The Goal:
I am trying to perform some scraping in Python using a headless browser: Selenium with PhantomJs and GhostDriver.
I am using Python 2.7 on a Mac running Mavericks. I work within emacs (although it also didn't work from Terminal). I have already overcome some errors such as "phantomjs - no such file or directory exists", but have got the latest Binaries from here, which promise to be the latest, including a pending patch from the official PhantomJS team.
My Test Script:
from selenium import webdriver
from selenium.webdriver.common.keys import Keys
from selenium.webdriver.common.desired_capabilities import DesiredCapabilities
desired_cap = {
'phantomjs.page.settings.loadImages' : True,
'phantomjs.page.settings.resourceTimeout' : 10000,
'phantomjs.page.settings.userAgent' : "my_user_agent"
}
driver = webdriver.PhantomJS(executable_path= "/usr/local/bin/phantomjs", desired_capabilities=desired_cap)
driver.set_window_size(1024, 768)
driver.get('https://google.com/')
driver.save_screenshot("testing.png")
driver.page_source("source_code.txt")
element = driver.find_element_by_xpath('--*[@id=-gbqfq-]')
element.send_keys('testing')
element.send_keys(Keys.ENTER)
Here is a link to the webdriver's simple explanation: http://selenium.googlecode.com/svn/trunk/docs/api/py/webdriver_phantomjs/selenium.webdriver.phantomjs.webdriver.html
The Error Message:
What I have tried:
I took a simple example from a tutorial before trying to actually perform anything more complicated, but still get errors. One tutorial... a second
I made one last change to the phantomjs service.py
file, which I found here. Namely, I changed:
self.process = subprocess.Popen(self.service_args,
stdout=self._log, stderr=self._log)
to:
self.process = subprocess.Popen(['/usr/bin/env', 'phantomjs', '--webdriver=59202'])
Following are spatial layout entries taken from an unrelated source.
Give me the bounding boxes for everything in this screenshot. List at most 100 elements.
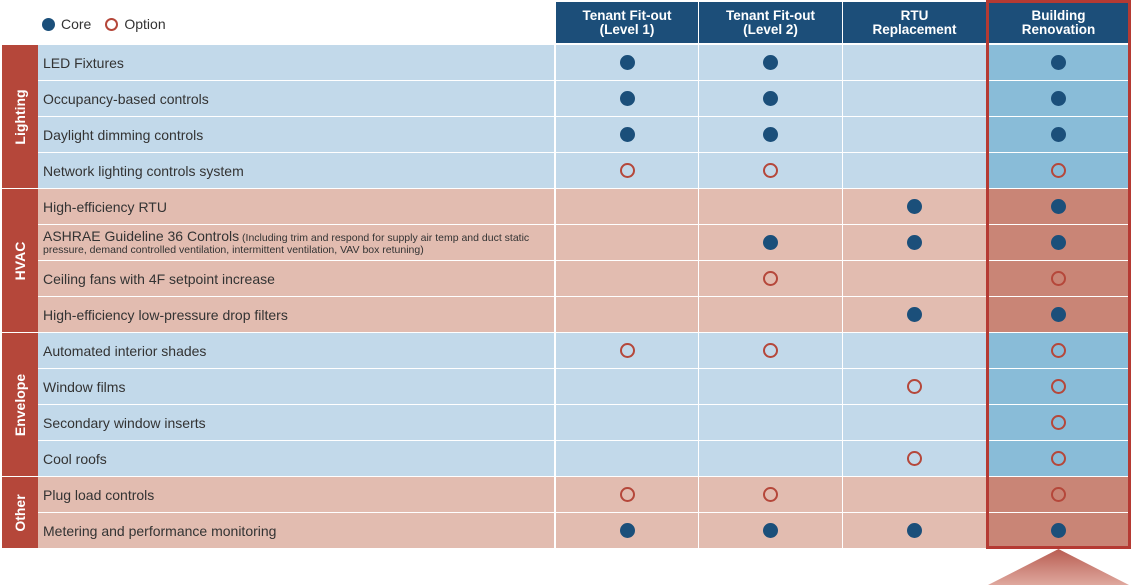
measure-label: Network lighting controls system (38, 153, 554, 188)
cell-col-1 (556, 225, 698, 260)
cell-col-4 (988, 117, 1129, 152)
option-circle-icon (1051, 163, 1066, 178)
measure-name: Occupancy-based controls (43, 90, 209, 107)
table-row: Secondary window inserts (38, 405, 1131, 440)
option-circle-icon (619, 343, 635, 358)
cell-col-3 (843, 477, 986, 512)
cell-col-4 (988, 189, 1129, 224)
cell-col-4 (988, 405, 1129, 440)
measure-note: (Including trim and respond for supply a… (43, 231, 530, 256)
cell-col-4 (988, 153, 1129, 188)
cell-col-3 (843, 369, 986, 404)
legend-core: Core (42, 16, 91, 32)
cell-col-4 (988, 261, 1129, 296)
core-dot-icon (1051, 55, 1066, 70)
cell-col-3 (843, 441, 986, 476)
option-circle-icon (619, 163, 635, 178)
cell-col-2 (699, 369, 842, 404)
table-row: High-efficiency RTU (38, 189, 1131, 224)
core-dot-icon (763, 235, 778, 250)
cell-col-3 (843, 225, 986, 260)
measure-name: Daylight dimming controls (43, 126, 204, 143)
measure-name: Secondary window inserts (43, 414, 206, 431)
measure-label: LED Fixtures (38, 45, 554, 80)
measure-name: High-efficiency low-pressure drop filter… (43, 306, 288, 323)
measure-name: Metering and performance monitoring (43, 522, 277, 539)
measure-label: High-efficiency RTU (38, 189, 554, 224)
cell-col-2 (699, 45, 842, 80)
measure-name: Ceiling fans with 4F setpoint increase (43, 270, 275, 287)
option-circle-icon (1051, 271, 1066, 286)
measure-label: Metering and performance monitoring (38, 513, 554, 548)
group-label-text: Envelope (12, 373, 28, 436)
cell-col-1 (556, 45, 698, 80)
group-label-other: Other (2, 477, 38, 548)
column-header-2: Tenant Fit-out (Level 2) (699, 2, 842, 43)
measure-name: ASHRAE Guideline 36 Controls (43, 227, 240, 244)
cell-col-1 (556, 261, 698, 296)
cell-col-1 (556, 153, 698, 188)
table-row: Metering and performance monitoring (38, 513, 1131, 548)
measure-name: Automated interior shades (43, 342, 207, 359)
measure-name: Plug load controls (43, 486, 155, 503)
option-circle-icon (907, 379, 922, 394)
cell-col-3 (843, 333, 986, 368)
table-row: Window films (38, 369, 1131, 404)
cell-col-1 (556, 117, 698, 152)
core-dot-icon (1051, 523, 1066, 538)
core-dot-icon (907, 235, 922, 250)
cell-col-4 (988, 333, 1129, 368)
cell-col-1 (556, 297, 698, 332)
column-header-1: Tenant Fit-out (Level 1) (556, 2, 698, 43)
cell-col-4 (988, 225, 1129, 260)
cell-col-4 (988, 477, 1129, 512)
cell-col-3 (843, 189, 986, 224)
core-dot-icon (763, 127, 778, 142)
group-label-text: Lighting (12, 88, 28, 145)
cell-col-1 (556, 513, 698, 548)
measure-label: Automated interior shades (38, 333, 554, 368)
measure-label: Plug load controls (38, 477, 554, 512)
option-circle-icon (907, 451, 922, 466)
cell-col-1 (556, 369, 698, 404)
core-dot-icon (619, 523, 635, 538)
measure-label: Ceiling fans with 4F setpoint increase (38, 261, 554, 296)
legend-option-label: Option (124, 16, 166, 32)
measure-name: LED Fixtures (43, 54, 124, 71)
measure-label: High-efficiency low-pressure drop filter… (38, 297, 554, 332)
cell-col-1 (556, 333, 698, 368)
option-circle-icon (1051, 343, 1066, 358)
option-circle-icon (1051, 487, 1066, 502)
cell-col-3 (843, 261, 986, 296)
measure-name: High-efficiency RTU (43, 198, 167, 215)
table-row: High-efficiency low-pressure drop filter… (38, 297, 1131, 332)
table-row: Occupancy-based controls (38, 81, 1131, 116)
core-dot-icon (763, 55, 778, 70)
cell-col-2 (699, 477, 842, 512)
cell-col-2 (699, 297, 842, 332)
option-circle-icon (763, 163, 778, 178)
cell-col-2 (699, 441, 842, 476)
cell-col-1 (556, 81, 698, 116)
table-row: Network lighting controls system (38, 153, 1131, 188)
table-row: Plug load controls (38, 477, 1131, 512)
cell-col-4 (988, 513, 1129, 548)
core-dot-icon (1051, 127, 1066, 142)
legend-core-label: Core (61, 16, 92, 32)
cell-col-3 (843, 81, 986, 116)
cell-col-4 (988, 369, 1129, 404)
core-dot-icon (1051, 91, 1066, 106)
legend: Core Option (42, 14, 180, 34)
option-circle-icon (763, 487, 778, 502)
column-header-4: Building Renovation (988, 2, 1129, 43)
core-dot-icon (619, 91, 635, 106)
core-dot-icon (42, 17, 55, 31)
cell-col-2 (699, 81, 842, 116)
core-dot-icon (907, 307, 922, 322)
measure-label: Window films (38, 369, 554, 404)
cell-col-2 (699, 333, 842, 368)
measure-label: Secondary window inserts (38, 405, 554, 440)
cell-col-4 (988, 441, 1129, 476)
cell-col-3 (843, 153, 986, 188)
cell-col-4 (988, 45, 1129, 80)
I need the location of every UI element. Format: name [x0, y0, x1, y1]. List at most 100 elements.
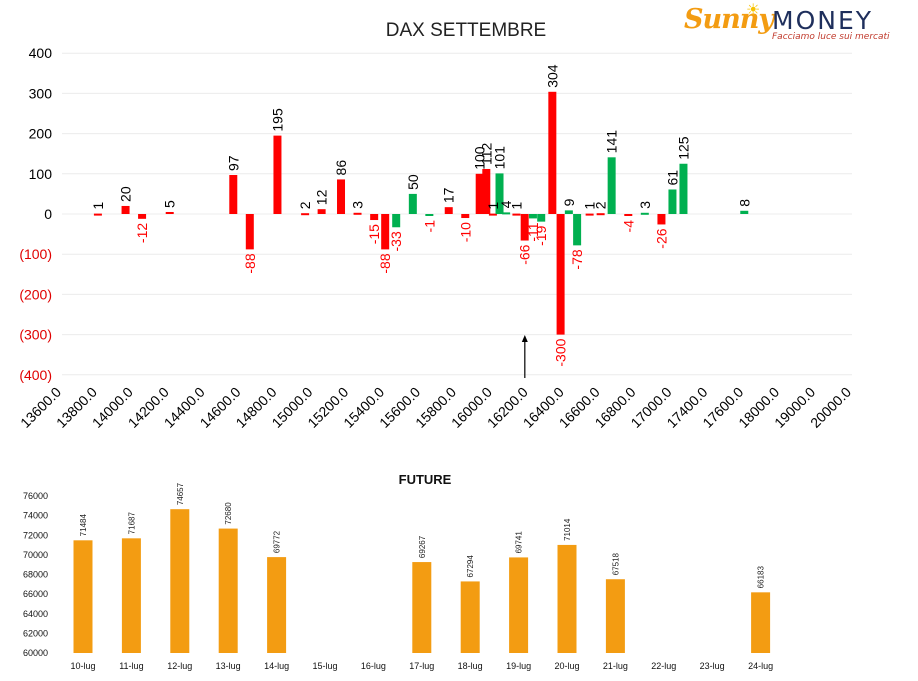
future-y-tick-label: 66000 — [23, 589, 48, 599]
logo-sunny-text: Sunny — [684, 4, 774, 35]
dax-bar — [520, 214, 529, 241]
future-data-label: 69772 — [273, 530, 282, 553]
future-x-tick-label: 17-lug — [409, 661, 434, 671]
future-x-tick-label: 11-lug — [119, 661, 143, 671]
dax-bar — [121, 205, 130, 214]
dax-y-tick-label: 100 — [29, 166, 53, 182]
dax-bar — [93, 213, 102, 216]
dax-bar — [668, 189, 677, 214]
dax-gridlines — [62, 52, 852, 376]
dax-y-tick-label: (100) — [19, 246, 52, 262]
future-x-tick-label: 13-lug — [216, 661, 241, 671]
dax-data-label: -19 — [533, 225, 549, 245]
future-y-axis-ticks: 76000 74000 72000 70000 68000 66000 64000 62000… — [23, 491, 48, 658]
dax-data-labels: 120-12597-88195212863-15-88-3317-1010011… — [90, 64, 752, 366]
dax-bar — [165, 211, 174, 214]
future-x-tick-label: 24-lug — [748, 661, 773, 671]
dax-data-label: 1 — [582, 202, 598, 210]
dax-bar — [273, 135, 282, 214]
dax-data-label: -33 — [388, 231, 404, 251]
future-x-tick-label: 20-lug — [554, 661, 579, 671]
dax-bar — [573, 214, 582, 246]
dax-data-label: -11 — [525, 222, 541, 241]
dax-bar — [381, 214, 390, 250]
dax-bar — [495, 173, 504, 214]
future-x-tick-label: 21-lug — [603, 661, 628, 671]
dax-bar — [317, 209, 326, 214]
future-x-tick-label: 12-lug — [167, 661, 192, 671]
dax-bar — [502, 212, 511, 215]
dax-chart-title: DAX SETTEMBRE — [386, 20, 546, 41]
future-bar — [170, 509, 190, 653]
dax-y-tick-label: 400 — [29, 45, 53, 61]
dax-bar — [444, 207, 453, 214]
dax-data-label: 2 — [593, 201, 609, 209]
dax-data-label: -88 — [242, 253, 258, 273]
dax-data-label: 195 — [269, 108, 285, 132]
dax-data-label: -78 — [569, 249, 585, 269]
future-x-tick-label: 15-lug — [312, 661, 337, 671]
dax-data-label: 17 — [441, 187, 457, 203]
dax-bar — [392, 214, 401, 228]
sunny-money-logo: Sunny ☀ MONEY Facciamo luce sui mercati — [684, 2, 890, 46]
dax-bar — [512, 213, 521, 216]
future-x-tick-label: 14-lug — [264, 661, 289, 671]
dax-data-label: 2 — [297, 201, 313, 209]
dax-y-tick-label: 300 — [29, 85, 53, 101]
dax-data-label: 112 — [478, 142, 494, 165]
dax-bar — [353, 212, 362, 215]
future-x-tick-label: 16-lug — [361, 661, 386, 671]
future-y-tick-label: 74000 — [23, 511, 48, 521]
dax-data-label: 3 — [637, 201, 653, 209]
future-bar — [412, 562, 432, 653]
dax-data-label: -300 — [553, 338, 569, 366]
future-y-tick-label: 64000 — [23, 609, 48, 619]
dax-data-label: 1 — [485, 202, 501, 210]
dax-bar — [425, 214, 434, 216]
future-bars — [73, 509, 771, 653]
dax-bar — [585, 213, 594, 216]
future-data-label: 67518 — [611, 552, 620, 575]
future-bar — [460, 581, 480, 653]
future-x-tick-label: 19-lug — [506, 661, 531, 671]
future-bar — [557, 544, 577, 653]
future-data-label: 71484 — [79, 514, 88, 537]
future-x-tick-label: 10-lug — [70, 661, 95, 671]
dax-data-label: 5 — [162, 200, 178, 208]
future-bar — [121, 538, 141, 653]
dax-y-tick-label: (200) — [19, 286, 52, 302]
dax-data-label: 9 — [561, 198, 577, 206]
dax-bar — [301, 213, 310, 216]
future-data-label: 69741 — [515, 531, 524, 554]
dax-bars — [93, 91, 749, 335]
future-data-label: 69267 — [418, 535, 427, 558]
future-bar — [267, 557, 287, 653]
logo-tagline: Facciamo luce sui mercati — [772, 32, 890, 42]
dax-y-tick-label: (300) — [19, 327, 52, 343]
future-data-label: 71687 — [127, 512, 136, 535]
dax-bar — [408, 193, 417, 214]
dax-bar — [482, 168, 491, 214]
dax-data-label: 304 — [544, 64, 560, 88]
dax-bar — [475, 173, 484, 214]
future-bar — [605, 579, 625, 653]
dax-data-label: 101 — [492, 146, 508, 170]
dax-bar — [229, 175, 238, 214]
dax-data-label: 3 — [350, 201, 366, 209]
dax-bar — [624, 214, 633, 216]
dax-data-label: -15 — [366, 224, 382, 244]
dax-data-label: 1 — [90, 202, 106, 210]
future-data-label: 67294 — [466, 555, 475, 578]
future-x-tick-label: 23-lug — [700, 661, 725, 671]
sun-icon: ☀ — [746, 2, 761, 19]
dax-bar — [657, 214, 666, 225]
dax-data-label: 1 — [508, 202, 524, 210]
future-data-labels: 71484 71687 74657 72680 69772 69267 67294 69741… — [79, 482, 766, 588]
dax-bar — [370, 214, 379, 221]
dax-data-label: 61 — [664, 170, 680, 186]
future-bar — [751, 592, 771, 653]
dax-bar — [337, 179, 346, 214]
future-y-tick-label: 60000 — [23, 648, 48, 658]
dax-data-label: -10 — [457, 222, 473, 242]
The last arguement --webdriver
seems rather arbitrary to my inexperienced eyes. I thought it might correlate to the port that it used by ghostdriver, which is displayed after each run in the ghostdriver.log
and is different each time. Because it changes each time, I don't think using it makes sense to have it static in the code - and after trying anyway, it didn't work.
The Question:
Does anybody have any ideas about why the connection is being refused??